C’est à Katmandou, Népal, que nous avons pu rencontrer plusieurs micro-entrepreneurs, nous avons écouté leurs histoires, leurs témoignages :

Nous avons rencontré Sarita Tuladhar dans l’atelier Swoniga Design de son entreprise spécialisée dans la confection de vêtements en Pashmina. Avec l’aide du programme SMElink (programme de soutien technique et de formation en gestion d’entreprise) de PlaNet Finance, elle a pu se rapprocher de certains clients à l’international. Cette formation lui a permis d’avoir une meilleure gestion de son activité et de faire bénéficier ses acquis à ses employés. Elle nous a exposé son objectif : « J’emploie aujourd’hui 30 à 40 personnes. Plus mon activité se développera et plus je pourrai embaucher des gens de la région ».
Sarita a reçu cette année l’Award du meilleur micro-entrepreneur népalais par PlaNet Finance.

Bijava Pradhan a suivi la même formation que Sarita et dirige Dream Nepal, un réseau d’agences qui promeut l’aventure touristique au cœur du Népal dans un esprit « éco-tourisme ».
« J’ai appris comment vendre les produits et services des entreprises, comment atteindre les marchés internationaux, comment minimiser l’impact sur l’environnement et comment satisfaire certaines normes de qualité », nous explique Bijava. Un soutien et des connaissances qu’il a bien envie aujourd’hui de partager autour de lui, amis, famille, collaborateurs …

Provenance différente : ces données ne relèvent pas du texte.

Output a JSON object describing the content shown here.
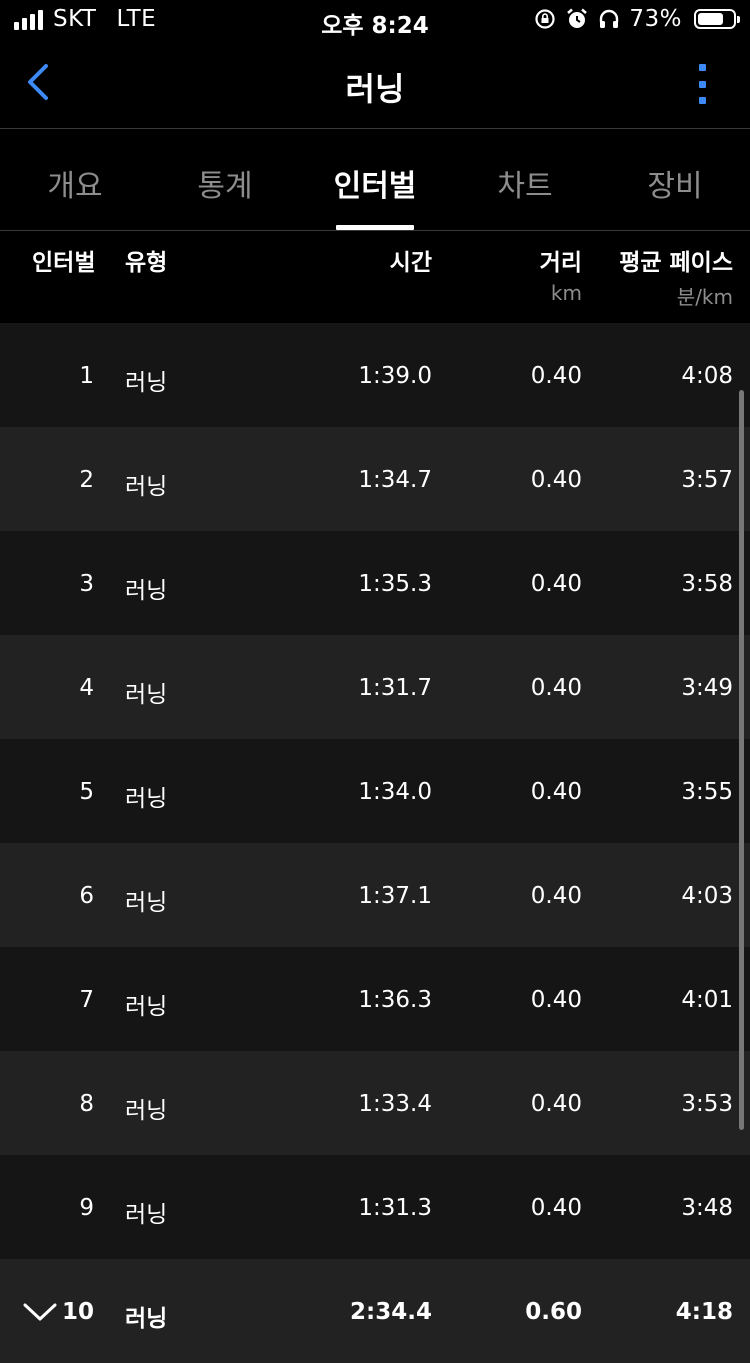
{
  "status_bar": {
    "carrier": "SKT",
    "network": "LTE",
    "time": "오후 8:24",
    "battery_percent": "73%",
    "battery_level": 0.73
  },
  "nav": {
    "title": "러닝"
  },
  "tabs": [
    {
      "label": "개요",
      "active": false
    },
    {
      "label": "통계",
      "active": false
    },
    {
      "label": "인터벌",
      "active": true
    },
    {
      "label": "차트",
      "active": false
    },
    {
      "label": "장비",
      "active": false
    }
  ],
  "table": {
    "headers": {
      "interval": "인터벌",
      "type": "유형",
      "time": "시간",
      "distance": "거리",
      "distance_unit": "km",
      "pace": "평균 페이스",
      "pace_unit": "분/km"
    },
    "rows": [
      {
        "num": "1",
        "type": "러닝",
        "time": "1:39.0",
        "distance": "0.40",
        "pace": "4:08"
      },
      {
        "num": "2",
        "type": "러닝",
        "time": "1:34.7",
        "distance": "0.40",
        "pace": "3:57"
      },
      {
        "num": "3",
        "type": "러닝",
        "time": "1:35.3",
        "distance": "0.40",
        "pace": "3:58"
      },
      {
        "num": "4",
        "type": "러닝",
        "time": "1:31.7",
        "distance": "0.40",
        "pace": "3:49"
      },
      {
        "num": "5",
        "type": "러닝",
        "time": "1:34.0",
        "distance": "0.40",
        "pace": "3:55"
      },
      {
        "num": "6",
        "type": "러닝",
        "time": "1:37.1",
        "distance": "0.40",
        "pace": "4:03"
      },
      {
        "num": "7",
        "type": "러닝",
        "time": "1:36.3",
        "distance": "0.40",
        "pace": "4:01"
      },
      {
        "num": "8",
        "type": "러닝",
        "time": "1:33.4",
        "distance": "0.40",
        "pace": "3:53"
      },
      {
        "num": "9",
        "type": "러닝",
        "time": "1:31.3",
        "distance": "0.40",
        "pace": "3:48"
      }
    ],
    "summary_row": {
      "num": "10",
      "type": "러닝",
      "time": "2:34.4",
      "distance": "0.60",
      "pace": "4:18"
    }
  },
  "colors": {
    "accent": "#3d8af7",
    "background": "#000000",
    "row_odd": "#151515",
    "row_even": "#222222",
    "muted_text": "#8d8d8d"
  },
  "icons": [
    "back-chevron-icon",
    "more-vertical-icon",
    "signal-icon",
    "rotation-lock-icon",
    "alarm-icon",
    "headphones-icon",
    "battery-icon",
    "chevron-down-icon"
  ]
}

Hari Sinchury travaille dans la fabrication de bijoux en argent et dirige aujourd’hui son entreprise « Sinchury Handcraft ». Pour débuter son activité, il a emprunté 20 000 roupies (environ 280 euros) auprès d’une coopérative de femmes (il a du passer par sa mère pour obtenir ce prêt !) et obtenu de l’aide de ses amis et de sa famille. Depuis l’obtention de ce prêt, son activité a pu augmenter de manière significative et il a pu créer des emplois pour des personnes dans des situations difficiles.
Il dispose aujourd’hui de revenus suffisamment élevés pour permettre à sa famille d’accéder à l’éducation et la santé. Hari est aujourd’hui plus confiant vis-à-vis de l’avenir : « Je pense être une success story de la microfinance ! ».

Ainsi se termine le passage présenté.